A’yla konuştuğunu değiştirerek B’ye, B’yle konuştuğunu yamultarak A’ya götürüp ara kablosu olmayacaksın, sigortayı attırırsın, bu da üç…
Benim fotoğrafımı çekmen hiç önemli değil, istersen çıktısını al, imzalayayım hatıra olarak sakla…
Çizimi 120 metrekare olarak satılan yerlerin proje değişikliğiyle 100 metrekareye düşürülen yerlerdeki hak sahiplerinin şikayetlerini, ayrıca hastane arkasında yaptığınız binaların sundurmalarının imar izni var mı-yok mu gibi iddiaları tek tek gündeme getireceğiz…

KAYBOLAN YATIR…

Belediye parkına yapılacak binanın temeli kazılırken, üç kişinin iskeletlerinin bulunduğu söylendi.
Bunlardan birinin “Mürüvvet Dede” isimli yatıra ait olduğu iddia edildi.
Ali Osman Karakuş’un Sandıklı Türbeleri isimli kitabının 211’nci sayfasında:
“Mürüvvet Dede günümüzde herhangi bir yapısı bulunmayan yatırlardandır. Hakkında her hangi bir bilgi yoktur.
Yeri tam olarak şimdiki belediye binasının yanında bulunan parkın içerisindedir. Parkın postaneye bakan kapısının yanındadır.
Mürüvvet Dede’nin etrafında üç adet daha mezarın olduğu anlatılmaktadır. Bunların kime ait olduğu ise meçhuldür.
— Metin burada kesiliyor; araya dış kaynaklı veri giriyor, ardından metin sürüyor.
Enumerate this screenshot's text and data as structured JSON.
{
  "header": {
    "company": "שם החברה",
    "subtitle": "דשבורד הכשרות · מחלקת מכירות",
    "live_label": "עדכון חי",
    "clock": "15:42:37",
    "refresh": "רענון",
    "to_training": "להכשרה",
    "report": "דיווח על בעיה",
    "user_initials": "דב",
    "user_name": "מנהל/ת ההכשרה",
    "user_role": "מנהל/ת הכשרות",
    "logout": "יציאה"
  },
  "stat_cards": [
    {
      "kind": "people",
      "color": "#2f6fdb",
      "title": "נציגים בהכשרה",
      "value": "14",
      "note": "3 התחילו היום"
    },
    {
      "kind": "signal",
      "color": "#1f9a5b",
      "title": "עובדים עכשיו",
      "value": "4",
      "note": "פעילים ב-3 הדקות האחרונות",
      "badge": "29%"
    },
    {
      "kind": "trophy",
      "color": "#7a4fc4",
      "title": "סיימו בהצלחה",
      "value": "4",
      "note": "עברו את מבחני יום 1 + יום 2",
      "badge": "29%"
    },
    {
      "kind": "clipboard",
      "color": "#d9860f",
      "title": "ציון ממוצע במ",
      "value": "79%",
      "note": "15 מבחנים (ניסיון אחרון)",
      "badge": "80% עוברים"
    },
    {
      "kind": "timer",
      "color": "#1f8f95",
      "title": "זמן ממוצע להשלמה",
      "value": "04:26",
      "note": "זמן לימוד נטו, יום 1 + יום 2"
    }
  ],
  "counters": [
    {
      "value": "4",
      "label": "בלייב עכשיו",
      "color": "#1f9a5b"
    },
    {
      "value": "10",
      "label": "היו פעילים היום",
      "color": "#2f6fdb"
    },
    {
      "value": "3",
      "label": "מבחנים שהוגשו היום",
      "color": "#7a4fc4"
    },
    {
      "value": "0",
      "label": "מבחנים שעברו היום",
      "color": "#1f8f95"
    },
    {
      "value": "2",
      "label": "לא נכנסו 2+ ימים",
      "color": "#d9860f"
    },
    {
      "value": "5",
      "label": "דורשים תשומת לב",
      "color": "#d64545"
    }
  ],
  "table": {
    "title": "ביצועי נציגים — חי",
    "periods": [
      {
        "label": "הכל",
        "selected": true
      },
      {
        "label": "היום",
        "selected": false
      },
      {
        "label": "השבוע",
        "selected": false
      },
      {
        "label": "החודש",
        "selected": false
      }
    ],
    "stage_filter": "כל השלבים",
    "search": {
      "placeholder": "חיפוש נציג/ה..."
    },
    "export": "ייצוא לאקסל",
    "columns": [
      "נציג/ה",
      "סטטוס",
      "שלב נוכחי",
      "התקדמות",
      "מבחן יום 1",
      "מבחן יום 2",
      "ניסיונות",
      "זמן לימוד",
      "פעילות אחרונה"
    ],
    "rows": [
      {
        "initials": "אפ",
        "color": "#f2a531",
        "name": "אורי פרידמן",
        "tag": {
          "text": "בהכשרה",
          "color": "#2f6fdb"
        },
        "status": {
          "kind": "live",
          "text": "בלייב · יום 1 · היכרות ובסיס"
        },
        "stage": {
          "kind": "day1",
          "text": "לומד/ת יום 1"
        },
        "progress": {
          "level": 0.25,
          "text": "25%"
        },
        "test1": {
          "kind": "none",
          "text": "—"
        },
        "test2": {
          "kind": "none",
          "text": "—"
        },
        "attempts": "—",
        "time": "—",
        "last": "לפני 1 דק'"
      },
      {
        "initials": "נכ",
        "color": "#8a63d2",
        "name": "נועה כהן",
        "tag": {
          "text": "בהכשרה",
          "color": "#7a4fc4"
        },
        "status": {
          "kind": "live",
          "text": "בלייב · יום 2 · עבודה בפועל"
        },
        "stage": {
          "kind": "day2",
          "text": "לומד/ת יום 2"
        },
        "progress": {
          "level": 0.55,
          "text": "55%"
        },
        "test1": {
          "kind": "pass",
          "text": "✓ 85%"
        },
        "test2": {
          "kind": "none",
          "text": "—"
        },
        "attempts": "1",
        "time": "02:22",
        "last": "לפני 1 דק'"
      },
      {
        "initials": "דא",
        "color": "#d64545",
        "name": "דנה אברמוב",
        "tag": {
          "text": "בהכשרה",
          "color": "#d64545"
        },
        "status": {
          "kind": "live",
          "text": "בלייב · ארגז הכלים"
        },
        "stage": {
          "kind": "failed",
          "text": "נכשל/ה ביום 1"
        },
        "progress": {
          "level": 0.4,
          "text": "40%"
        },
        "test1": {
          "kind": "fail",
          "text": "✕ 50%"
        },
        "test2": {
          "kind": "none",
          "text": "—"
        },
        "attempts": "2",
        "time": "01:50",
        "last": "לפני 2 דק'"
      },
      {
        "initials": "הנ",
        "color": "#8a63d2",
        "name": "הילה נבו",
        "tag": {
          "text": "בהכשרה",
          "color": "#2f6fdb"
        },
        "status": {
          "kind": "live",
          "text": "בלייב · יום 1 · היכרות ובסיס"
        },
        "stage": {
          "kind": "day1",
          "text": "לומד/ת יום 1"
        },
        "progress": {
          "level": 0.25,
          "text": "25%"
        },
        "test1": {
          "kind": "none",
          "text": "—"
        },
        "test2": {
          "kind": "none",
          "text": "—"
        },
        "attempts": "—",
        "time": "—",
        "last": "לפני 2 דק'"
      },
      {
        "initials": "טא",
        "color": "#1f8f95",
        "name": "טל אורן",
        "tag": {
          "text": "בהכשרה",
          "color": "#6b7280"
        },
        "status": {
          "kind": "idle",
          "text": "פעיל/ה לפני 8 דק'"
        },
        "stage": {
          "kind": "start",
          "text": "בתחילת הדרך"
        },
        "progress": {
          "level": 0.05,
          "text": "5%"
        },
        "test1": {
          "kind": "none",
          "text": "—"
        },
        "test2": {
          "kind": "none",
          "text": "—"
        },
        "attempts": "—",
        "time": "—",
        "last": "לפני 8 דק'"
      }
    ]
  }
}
Günümüzde yapılan istimlak çalışmaları neticesinde yatırlar ortadan kalkmıştır.” diye yazıyor.
Belediye Başkanı Çöl’ün inançlı, imanlı olduğu, her konuda olduğu gibi bu konuda da, hassas davranacağı biliniyor…
Çarşıda, çok gündeme getirilen bu konuya Başkan Çöl’ün mutlaka bir çare bulacağını, yatırı bir yere taşıyacağına kesin gözüyle bakılıyor…
********** 
Yazacak o kadar çok konu ortaya çıktı ki…
Sandıklı’da birkaç gün kalmamdan neden rahatsızlık duyulduğunu daha iyi anlamış oldum…
Ne diyeyim ki, hazım için limonlu soda içsinler!